Dude –
I must admit I cried like a little bitch over Snuffy. But you have to look at it in the bigger scheme of life.
The shark looked at Snuffy in the same way I looked at the on scene reporters breasts. Both Snuffy and her fun bags are too good to ignore. The shark saw Snuffy and couldn’t resist. The same way I admired the reporter’s fun bags. Being an animal, the shark just took what he wanted. Which was poor little Snuffy.
Me, being a human being – YES I AM – I would have to spring for dinner first. So the shark wins. So who thinks we are the top of the food chain?
Chris R. gets a gold star. Outrageously funny.
Was that a “snuff” film?
I feel like I just watched a mob hit. Suspect the spouse will laugh himself silly…

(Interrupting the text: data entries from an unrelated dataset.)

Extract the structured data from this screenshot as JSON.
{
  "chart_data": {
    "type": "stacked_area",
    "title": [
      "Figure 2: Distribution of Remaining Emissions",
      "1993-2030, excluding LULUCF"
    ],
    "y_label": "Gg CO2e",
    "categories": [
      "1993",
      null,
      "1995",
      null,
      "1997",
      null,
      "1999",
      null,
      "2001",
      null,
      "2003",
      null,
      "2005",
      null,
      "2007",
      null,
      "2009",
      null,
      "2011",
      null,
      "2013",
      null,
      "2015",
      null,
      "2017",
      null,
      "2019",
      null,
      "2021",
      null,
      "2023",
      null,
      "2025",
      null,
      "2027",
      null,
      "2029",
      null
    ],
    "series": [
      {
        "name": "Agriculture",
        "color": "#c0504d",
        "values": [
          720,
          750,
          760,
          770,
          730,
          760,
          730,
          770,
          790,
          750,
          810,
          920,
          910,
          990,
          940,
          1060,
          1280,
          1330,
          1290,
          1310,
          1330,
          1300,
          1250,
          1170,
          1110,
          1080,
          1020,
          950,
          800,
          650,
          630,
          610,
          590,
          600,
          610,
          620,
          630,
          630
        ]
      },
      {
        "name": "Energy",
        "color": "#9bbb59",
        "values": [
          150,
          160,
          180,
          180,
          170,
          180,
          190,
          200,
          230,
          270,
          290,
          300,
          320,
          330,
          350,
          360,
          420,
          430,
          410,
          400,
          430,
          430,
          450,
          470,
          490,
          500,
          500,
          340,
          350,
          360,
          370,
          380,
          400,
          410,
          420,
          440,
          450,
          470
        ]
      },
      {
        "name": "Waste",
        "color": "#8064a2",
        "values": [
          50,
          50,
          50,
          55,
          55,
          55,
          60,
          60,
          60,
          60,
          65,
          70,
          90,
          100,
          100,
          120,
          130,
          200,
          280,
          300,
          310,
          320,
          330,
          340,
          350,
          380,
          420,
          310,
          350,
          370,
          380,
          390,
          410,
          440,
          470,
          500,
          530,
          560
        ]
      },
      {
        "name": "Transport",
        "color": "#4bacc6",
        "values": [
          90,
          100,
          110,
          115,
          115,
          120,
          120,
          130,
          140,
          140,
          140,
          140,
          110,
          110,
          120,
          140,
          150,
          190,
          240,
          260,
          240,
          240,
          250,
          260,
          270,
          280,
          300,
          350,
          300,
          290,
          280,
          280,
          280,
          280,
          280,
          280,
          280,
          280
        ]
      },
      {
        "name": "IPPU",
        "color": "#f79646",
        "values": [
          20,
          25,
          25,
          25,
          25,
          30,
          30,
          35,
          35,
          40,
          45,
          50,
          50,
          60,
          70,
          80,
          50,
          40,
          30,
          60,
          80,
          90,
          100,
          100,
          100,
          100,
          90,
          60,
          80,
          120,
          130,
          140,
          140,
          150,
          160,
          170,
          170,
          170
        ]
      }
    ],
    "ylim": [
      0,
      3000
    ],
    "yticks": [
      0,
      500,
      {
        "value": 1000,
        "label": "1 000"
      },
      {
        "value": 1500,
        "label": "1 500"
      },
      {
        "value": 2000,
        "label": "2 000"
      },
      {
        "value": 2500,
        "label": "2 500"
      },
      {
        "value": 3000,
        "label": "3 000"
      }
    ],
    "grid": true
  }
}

To borrow from Gilbert and Sullivan, yum yum, yum yum. 🙂
Real tasteful, right up there with Aaron Hernandez.
Uh oh. Someone doesn’t have a sense of humor. Rick must be a card carrying PETA member.
Didn’t get his seal of approval, that’s for sure.
Dude –
I must admit I cried like a little bitch over Snuffy. But you have to look at it in the bigger scheme of life.
The shark looked at Snuffy in the same way I looked at the on scene reporters breasts. Both Snuffy and her fun bags are too good to ignore. The shark saw Snuffy and couldn’t resist. The same way I admired the reporter’s fun bags. Being an animal, the shark just took what he wanted. Which was poor little Snuffy.
Me, being a human being – YES I AM – I would have to spring for dinner first. So the shark wins. So who thinks we are the top of the food chain?
Your Pal,
Walt
Told by (reasonably) reliable sources that this is a fake, albeit a very good one.
This is really more for Walt than anyone else– but if you liked Snuffy, you’ll love this: http://www.liveleak.com/view?i=95c_1371654375
Such a waste … lucky shark though.
Doesn’t taste like chicken!
GW
Thanks Chris! Guy approved. (The gals in my family rather sided with the poor widdle seal.) “Snuffy.” Dead giveaway!